Attempting to distill Macbeth down to its essentials, Bruun has cut the script in half and reduced the cast from more than 30 to just three performers interpreting all the parts. His idea was to highlight the play’s language and plot by doing away with what he considers useless bombast and unnecessary style. But in paring the story to its bones and shifting its characterizations into a confusing roundelay of shared interpretations, none of its important themes – the destructive power of ambition, the cruelty of unchecked power, the self-defeating stigma of guilt – survived intact.
The production’s three actors, Michael Sapp, Sophia Wise and Bobbie Bell, struggle valiantly to connect with one another, and they do manage to deliver their arcane line readings intelligibly. But there is no time for them to develop the inner life of any character, so they are forced to resort to elocutionary histrionics, adopting uninspired vocal clichés at warp drive and sometimes morphing into as many as three or four different personages over the course of a single minute.

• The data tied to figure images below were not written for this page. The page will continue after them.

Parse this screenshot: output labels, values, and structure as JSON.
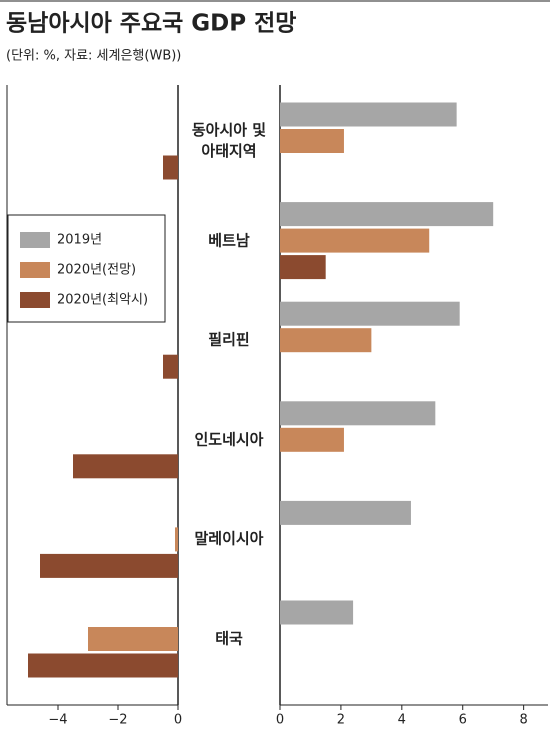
{
  "chart_data": {
    "type": "bar",
    "orientation": "horizontal",
    "title": "동남아시아 주요국 GDP 전망",
    "subtitle": "(단위: %, 자료: 세계은행(WB))",
    "categories": [
      "동아시아 및\n아태지역",
      "베트남",
      "필리핀",
      "인도네시아",
      "말레이시아",
      "태국"
    ],
    "series": [
      {
        "name": "2019년",
        "color": "#a6a6a6",
        "values": [
          5.8,
          7.0,
          5.9,
          5.1,
          4.3,
          2.4
        ]
      },
      {
        "name": "2020년(전망)",
        "color": "#c8875a",
        "values": [
          2.1,
          4.9,
          3.0,
          2.1,
          -0.1,
          -3.0
        ]
      },
      {
        "name": "2020년(최악시)",
        "color": "#8b4a2f",
        "values": [
          -0.5,
          1.5,
          -0.5,
          -3.5,
          -4.6,
          -5.0
        ]
      }
    ],
    "xlim_negative": [
      -5.7,
      0
    ],
    "xticks_negative": [
      {
        "value": -4,
        "label": "−4"
      },
      {
        "value": -2,
        "label": "−2"
      },
      0
    ],
    "xlim_positive": [
      0,
      8.8
    ],
    "xticks_positive": [
      0,
      2,
      4,
      6,
      8
    ],
    "legend": "left"
  }
}
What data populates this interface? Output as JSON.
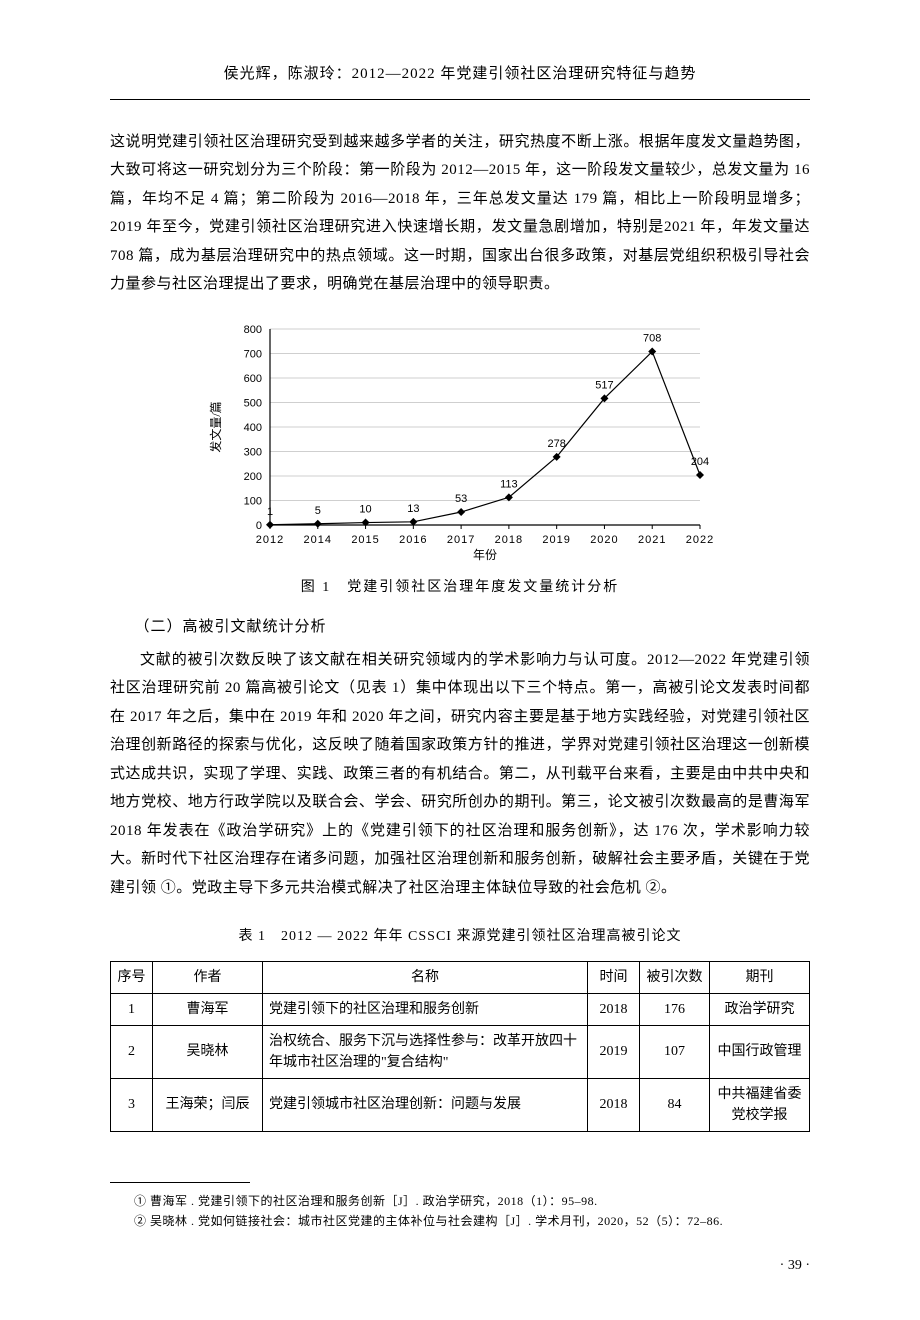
{
  "header": "侯光辉，陈淑玲：2012—2022 年党建引领社区治理研究特征与趋势",
  "para1": "这说明党建引领社区治理研究受到越来越多学者的关注，研究热度不断上涨。根据年度发文量趋势图，大致可将这一研究划分为三个阶段：第一阶段为 2012—2015 年，这一阶段发文量较少，总发文量为 16 篇，年均不足 4 篇；第二阶段为 2016—2018 年，三年总发文量达 179 篇，相比上一阶段明显增多；2019 年至今，党建引领社区治理研究进入快速增长期，发文量急剧增加，特别是2021 年，年发文量达 708 篇，成为基层治理研究中的热点领域。这一时期，国家出台很多政策，对基层党组织积极引导社会力量参与社区治理提出了要求，明确党在基层治理中的领导职责。",
  "chart": {
    "type": "line",
    "years": [
      "2012",
      "2014",
      "2015",
      "2016",
      "2017",
      "2018",
      "2019",
      "2020",
      "2021",
      "2022"
    ],
    "values": [
      1,
      5,
      10,
      13,
      53,
      113,
      278,
      517,
      708,
      204
    ],
    "ylim": [
      0,
      800
    ],
    "ytick_step": 100,
    "yticks": [
      "0",
      "100",
      "200",
      "300",
      "400",
      "500",
      "600",
      "700",
      "800"
    ],
    "ylabel": "发文量/篇",
    "xlabel": "年份",
    "marker": "diamond",
    "marker_fill": "#000000",
    "line_color": "#000000",
    "line_width": 1.2,
    "grid_color": "#bfbfbf",
    "axis_color": "#000000",
    "label_fontsize": 12,
    "tick_fontsize": 11,
    "background": "#ffffff"
  },
  "chart_caption": "图 1　党建引领社区治理年度发文量统计分析",
  "subheading": "（二）高被引文献统计分析",
  "para2": "文献的被引次数反映了该文献在相关研究领域内的学术影响力与认可度。2012—2022 年党建引领社区治理研究前 20 篇高被引论文（见表 1）集中体现出以下三个特点。第一，高被引论文发表时间都在 2017 年之后，集中在 2019 年和 2020 年之间，研究内容主要是基于地方实践经验，对党建引领社区治理创新路径的探索与优化，这反映了随着国家政策方针的推进，学界对党建引领社区治理这一创新模式达成共识，实现了学理、实践、政策三者的有机结合。第二，从刊载平台来看，主要是由中共中央和地方党校、地方行政学院以及联合会、学会、研究所创办的期刊。第三，论文被引次数最高的是曹海军 2018 年发表在《政治学研究》上的《党建引领下的社区治理和服务创新》，达 176 次，学术影响力较大。新时代下社区治理存在诸多问题，加强社区治理创新和服务创新，破解社会主要矛盾，关键在于党建引领 ①。党政主导下多元共治模式解决了社区治理主体缺位导致的社会危机 ②。",
  "table_caption": "表 1　2012 — 2022 年年 CSSCI 来源党建引领社区治理高被引论文",
  "table": {
    "columns": [
      "序号",
      "作者",
      "名称",
      "时间",
      "被引次数",
      "期刊"
    ],
    "rows": [
      [
        "1",
        "曹海军",
        "党建引领下的社区治理和服务创新",
        "2018",
        "176",
        "政治学研究"
      ],
      [
        "2",
        "吴晓林",
        "治权统合、服务下沉与选择性参与：改革开放四十年城市社区治理的\"复合结构\"",
        "2019",
        "107",
        "中国行政管理"
      ],
      [
        "3",
        "王海荣；闫辰",
        "党建引领城市社区治理创新：问题与发展",
        "2018",
        "84",
        "中共福建省委党校学报"
      ]
    ]
  },
  "footnotes": [
    "① 曹海军 . 党建引领下的社区治理和服务创新［J］. 政治学研究，2018（1）：95–98.",
    "② 吴晓林 . 党如何链接社会：城市社区党建的主体补位与社会建构［J］. 学术月刊，2020，52（5）：72–86."
  ],
  "page_number": "· 39 ·"
}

The result on the audience is somewhat akin to a round of speed dating wherein all the potential partners are speaking a different foreign language. The onlookers are left overwhelmed by the barrage of meaningless verbiage that is completely unconnected to any emotional or intellectual receptors.
Bruun’s desire was to illuminate the play by allowing it “to speak and be heard simply and directly,” but there is no light emanating from this ineffective attempt. It is sad that this 100th Mad Cow Theatre production – and Bruun’s last as the troupe’s artistic director – is so much “sound and fury, signifying nothing.”